My heart goes out to these children raised in such chaos.
First of all, it would appear that based on your story, you are much too dependent on men for your own happiness. Start thinking of yourself and of your children's well-being more and how you can take your life back in your hands without being dependent on the men in your life.
Secondly, you have been moving from one relationship to the other without having truly moved on from the problems that plagued you in the very first relationship that you ever got into. The men that you allow into your life have been constantly taking advantage of you because you are allowing them to do so. I'd recommend that you stop getting into romantic relationships in order to solve your own unmet needs. Try to simply focus on becoming emotionally as well as financially independent. I wouldn't go as far as to say that you should leave your current relationship, but you shouldn't be afraid to speak up and stick up for yourself if/when your husband becomes emotionally abusive.

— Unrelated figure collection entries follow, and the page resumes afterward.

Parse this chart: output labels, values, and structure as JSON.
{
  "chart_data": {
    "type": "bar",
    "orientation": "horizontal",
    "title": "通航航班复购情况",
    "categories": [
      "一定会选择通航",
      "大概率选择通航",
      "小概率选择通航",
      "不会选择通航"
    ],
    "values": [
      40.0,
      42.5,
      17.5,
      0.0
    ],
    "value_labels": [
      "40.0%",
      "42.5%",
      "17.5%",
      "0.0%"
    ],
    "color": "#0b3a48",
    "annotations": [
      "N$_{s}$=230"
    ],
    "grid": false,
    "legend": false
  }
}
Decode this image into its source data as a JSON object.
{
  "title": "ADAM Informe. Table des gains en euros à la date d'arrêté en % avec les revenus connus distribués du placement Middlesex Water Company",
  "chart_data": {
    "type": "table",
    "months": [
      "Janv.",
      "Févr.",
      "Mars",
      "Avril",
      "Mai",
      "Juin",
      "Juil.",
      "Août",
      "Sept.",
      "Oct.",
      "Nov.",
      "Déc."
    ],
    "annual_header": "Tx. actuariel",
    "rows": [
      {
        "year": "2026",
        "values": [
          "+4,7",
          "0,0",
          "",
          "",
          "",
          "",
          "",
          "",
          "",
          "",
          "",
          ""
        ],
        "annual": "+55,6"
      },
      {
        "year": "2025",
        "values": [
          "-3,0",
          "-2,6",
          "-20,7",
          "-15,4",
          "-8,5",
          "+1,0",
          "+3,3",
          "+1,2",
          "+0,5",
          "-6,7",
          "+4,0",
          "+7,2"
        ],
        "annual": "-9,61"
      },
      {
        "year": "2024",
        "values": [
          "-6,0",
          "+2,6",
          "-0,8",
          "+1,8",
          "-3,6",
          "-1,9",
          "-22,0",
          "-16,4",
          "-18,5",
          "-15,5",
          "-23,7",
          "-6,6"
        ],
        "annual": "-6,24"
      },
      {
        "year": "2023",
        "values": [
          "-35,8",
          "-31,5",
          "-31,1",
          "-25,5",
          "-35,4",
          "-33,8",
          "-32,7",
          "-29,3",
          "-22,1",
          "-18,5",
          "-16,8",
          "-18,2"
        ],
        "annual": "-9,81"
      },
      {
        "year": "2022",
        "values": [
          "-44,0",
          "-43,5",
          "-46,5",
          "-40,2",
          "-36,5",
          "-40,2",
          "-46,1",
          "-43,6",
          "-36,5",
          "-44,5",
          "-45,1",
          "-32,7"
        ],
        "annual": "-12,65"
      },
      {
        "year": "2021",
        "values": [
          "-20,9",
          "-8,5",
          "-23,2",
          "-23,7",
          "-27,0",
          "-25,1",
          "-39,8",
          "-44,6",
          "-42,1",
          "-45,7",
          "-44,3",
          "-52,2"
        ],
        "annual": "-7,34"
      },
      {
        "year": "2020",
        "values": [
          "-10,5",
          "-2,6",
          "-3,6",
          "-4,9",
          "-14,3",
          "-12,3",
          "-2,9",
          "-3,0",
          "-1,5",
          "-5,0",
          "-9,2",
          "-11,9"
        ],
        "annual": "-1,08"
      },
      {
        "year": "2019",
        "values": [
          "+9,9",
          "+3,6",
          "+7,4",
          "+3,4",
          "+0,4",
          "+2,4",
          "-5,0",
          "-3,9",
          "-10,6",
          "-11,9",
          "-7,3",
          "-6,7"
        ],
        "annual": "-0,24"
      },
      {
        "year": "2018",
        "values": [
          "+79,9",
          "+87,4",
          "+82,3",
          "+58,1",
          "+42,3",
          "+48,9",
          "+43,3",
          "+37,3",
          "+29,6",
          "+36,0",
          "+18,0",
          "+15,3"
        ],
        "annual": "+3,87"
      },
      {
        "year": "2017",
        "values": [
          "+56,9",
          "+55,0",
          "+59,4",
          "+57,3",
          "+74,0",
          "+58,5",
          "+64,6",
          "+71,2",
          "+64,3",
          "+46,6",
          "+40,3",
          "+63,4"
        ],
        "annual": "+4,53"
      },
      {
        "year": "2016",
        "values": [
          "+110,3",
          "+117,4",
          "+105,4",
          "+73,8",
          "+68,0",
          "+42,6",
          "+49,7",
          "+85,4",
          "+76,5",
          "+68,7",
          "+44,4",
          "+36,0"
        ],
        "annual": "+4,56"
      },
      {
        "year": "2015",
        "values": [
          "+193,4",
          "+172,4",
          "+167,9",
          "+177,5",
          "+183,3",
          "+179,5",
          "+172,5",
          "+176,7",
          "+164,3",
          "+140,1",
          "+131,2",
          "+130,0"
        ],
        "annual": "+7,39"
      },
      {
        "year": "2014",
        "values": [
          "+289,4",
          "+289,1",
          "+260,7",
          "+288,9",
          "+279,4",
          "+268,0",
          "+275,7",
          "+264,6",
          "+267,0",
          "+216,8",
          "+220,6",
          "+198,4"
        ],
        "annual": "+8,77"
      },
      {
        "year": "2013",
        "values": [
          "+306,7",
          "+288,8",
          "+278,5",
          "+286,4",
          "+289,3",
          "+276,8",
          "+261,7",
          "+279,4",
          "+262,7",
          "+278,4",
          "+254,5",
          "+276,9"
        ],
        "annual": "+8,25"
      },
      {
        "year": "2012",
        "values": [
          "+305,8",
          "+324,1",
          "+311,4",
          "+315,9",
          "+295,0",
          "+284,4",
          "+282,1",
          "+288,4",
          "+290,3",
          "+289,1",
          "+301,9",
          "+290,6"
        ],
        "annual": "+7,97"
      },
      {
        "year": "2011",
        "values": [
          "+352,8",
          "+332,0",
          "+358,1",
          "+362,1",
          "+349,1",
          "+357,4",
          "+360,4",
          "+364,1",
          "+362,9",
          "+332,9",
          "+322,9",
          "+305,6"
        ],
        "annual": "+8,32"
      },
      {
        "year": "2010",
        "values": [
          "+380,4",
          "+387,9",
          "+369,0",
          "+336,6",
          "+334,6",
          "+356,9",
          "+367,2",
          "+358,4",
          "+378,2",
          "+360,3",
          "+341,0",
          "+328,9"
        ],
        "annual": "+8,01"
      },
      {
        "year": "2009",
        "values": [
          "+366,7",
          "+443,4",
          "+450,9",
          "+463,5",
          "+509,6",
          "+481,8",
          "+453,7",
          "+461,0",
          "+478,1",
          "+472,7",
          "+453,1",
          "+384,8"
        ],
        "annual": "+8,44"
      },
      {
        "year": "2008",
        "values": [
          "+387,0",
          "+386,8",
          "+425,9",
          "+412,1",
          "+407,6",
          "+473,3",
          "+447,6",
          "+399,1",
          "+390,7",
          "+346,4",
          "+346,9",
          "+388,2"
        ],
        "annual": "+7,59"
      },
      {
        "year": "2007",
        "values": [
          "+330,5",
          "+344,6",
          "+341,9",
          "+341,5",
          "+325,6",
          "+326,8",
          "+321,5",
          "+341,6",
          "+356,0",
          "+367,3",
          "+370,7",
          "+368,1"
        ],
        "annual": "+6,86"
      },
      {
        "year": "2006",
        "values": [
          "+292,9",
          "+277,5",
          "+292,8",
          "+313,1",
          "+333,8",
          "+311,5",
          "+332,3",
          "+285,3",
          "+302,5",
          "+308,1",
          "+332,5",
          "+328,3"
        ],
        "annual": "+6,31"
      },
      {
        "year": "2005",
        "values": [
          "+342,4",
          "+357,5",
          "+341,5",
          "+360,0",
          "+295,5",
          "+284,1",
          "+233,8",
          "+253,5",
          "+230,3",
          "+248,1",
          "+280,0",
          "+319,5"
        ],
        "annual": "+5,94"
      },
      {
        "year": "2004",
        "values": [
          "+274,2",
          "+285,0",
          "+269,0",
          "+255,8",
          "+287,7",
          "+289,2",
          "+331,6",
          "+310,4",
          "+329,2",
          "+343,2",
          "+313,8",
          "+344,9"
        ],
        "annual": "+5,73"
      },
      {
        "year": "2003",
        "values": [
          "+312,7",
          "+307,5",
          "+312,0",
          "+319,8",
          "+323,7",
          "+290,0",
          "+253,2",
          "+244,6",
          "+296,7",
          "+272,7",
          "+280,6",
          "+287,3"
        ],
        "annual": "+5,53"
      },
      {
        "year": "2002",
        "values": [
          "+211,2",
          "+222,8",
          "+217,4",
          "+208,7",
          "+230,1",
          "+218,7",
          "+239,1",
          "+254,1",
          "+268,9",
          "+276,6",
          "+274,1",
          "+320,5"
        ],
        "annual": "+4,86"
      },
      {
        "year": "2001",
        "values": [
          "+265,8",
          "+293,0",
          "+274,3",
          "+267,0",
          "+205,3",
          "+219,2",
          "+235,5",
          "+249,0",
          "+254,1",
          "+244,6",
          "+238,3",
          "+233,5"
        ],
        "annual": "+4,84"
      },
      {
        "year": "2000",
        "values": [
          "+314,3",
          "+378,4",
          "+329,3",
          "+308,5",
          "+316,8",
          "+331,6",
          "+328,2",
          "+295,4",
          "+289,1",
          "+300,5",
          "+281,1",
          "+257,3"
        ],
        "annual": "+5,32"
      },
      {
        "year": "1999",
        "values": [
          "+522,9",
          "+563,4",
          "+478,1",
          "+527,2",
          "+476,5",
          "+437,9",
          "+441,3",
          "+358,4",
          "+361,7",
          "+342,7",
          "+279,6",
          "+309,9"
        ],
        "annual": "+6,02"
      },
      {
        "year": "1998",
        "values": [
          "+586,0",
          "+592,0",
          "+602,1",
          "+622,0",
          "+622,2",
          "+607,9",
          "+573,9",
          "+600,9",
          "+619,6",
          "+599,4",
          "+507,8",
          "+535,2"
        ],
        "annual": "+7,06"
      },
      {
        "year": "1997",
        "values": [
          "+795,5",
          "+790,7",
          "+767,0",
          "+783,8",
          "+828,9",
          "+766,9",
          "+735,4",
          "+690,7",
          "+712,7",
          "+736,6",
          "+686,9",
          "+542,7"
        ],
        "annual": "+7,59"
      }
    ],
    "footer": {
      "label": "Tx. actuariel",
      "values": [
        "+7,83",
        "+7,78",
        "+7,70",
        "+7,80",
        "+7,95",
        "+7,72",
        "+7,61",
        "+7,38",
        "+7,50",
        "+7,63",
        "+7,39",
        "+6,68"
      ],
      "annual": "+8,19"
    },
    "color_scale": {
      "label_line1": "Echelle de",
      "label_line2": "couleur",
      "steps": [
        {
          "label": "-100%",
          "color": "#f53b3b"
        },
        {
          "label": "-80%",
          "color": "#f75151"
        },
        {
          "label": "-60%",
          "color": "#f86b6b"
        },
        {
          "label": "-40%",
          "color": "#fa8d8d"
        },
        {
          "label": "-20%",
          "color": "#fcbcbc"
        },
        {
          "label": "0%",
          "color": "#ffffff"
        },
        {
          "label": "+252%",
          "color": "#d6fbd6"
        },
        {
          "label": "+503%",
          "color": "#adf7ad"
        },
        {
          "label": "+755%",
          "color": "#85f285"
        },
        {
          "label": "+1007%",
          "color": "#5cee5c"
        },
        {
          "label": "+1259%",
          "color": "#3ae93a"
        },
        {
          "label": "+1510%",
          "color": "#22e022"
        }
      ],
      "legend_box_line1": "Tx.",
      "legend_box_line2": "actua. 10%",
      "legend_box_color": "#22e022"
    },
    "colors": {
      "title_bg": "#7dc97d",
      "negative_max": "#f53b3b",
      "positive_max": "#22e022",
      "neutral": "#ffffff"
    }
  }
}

Yes, yes, yes, I agree with ALL the above responses.
Why dont you stop relationships all together and just focus on your children. Do you know the damage you have most probably caused to these innocent children? Mentally and emotionally? You were unable to look after your children after your first relationship broke up yet you continued to jump from one relationship to another.
Sort your selfish ways out. Those children deserve better.
I doubt Judith's devoid of the self-preservation instinct by actual CHOICE, though, hence my having used the term 'devoid of' instead of 'disinterested in'. The non-stop chaos that her kids have been getting raised in is the very ongoing circumstance that produces the ingrained symptomatic behaviour such as our Judith here is demonstrating. So to get *too* judgemental is a bit like complaining that Judith isn't getting off her a*se and walking into town when the poor woman was, during childhood, paralysed and plonked in a wheelchair and the route into town features non-stop steps. And that wheelchair is called, hooked on drama. Bit like a long-term frontline vet who can't abide peacetime/situation normal because he's become subjected to recalibration according to an extreme climate.
However, she's obviously managed to gain just enough maturity to see she needs intervention, hence making a start by coming onto this forum.
Probably my fault (again) for not having made it clear my final two questions were investigative, not judgemental rhetoric. "Soz" everybodypeeps.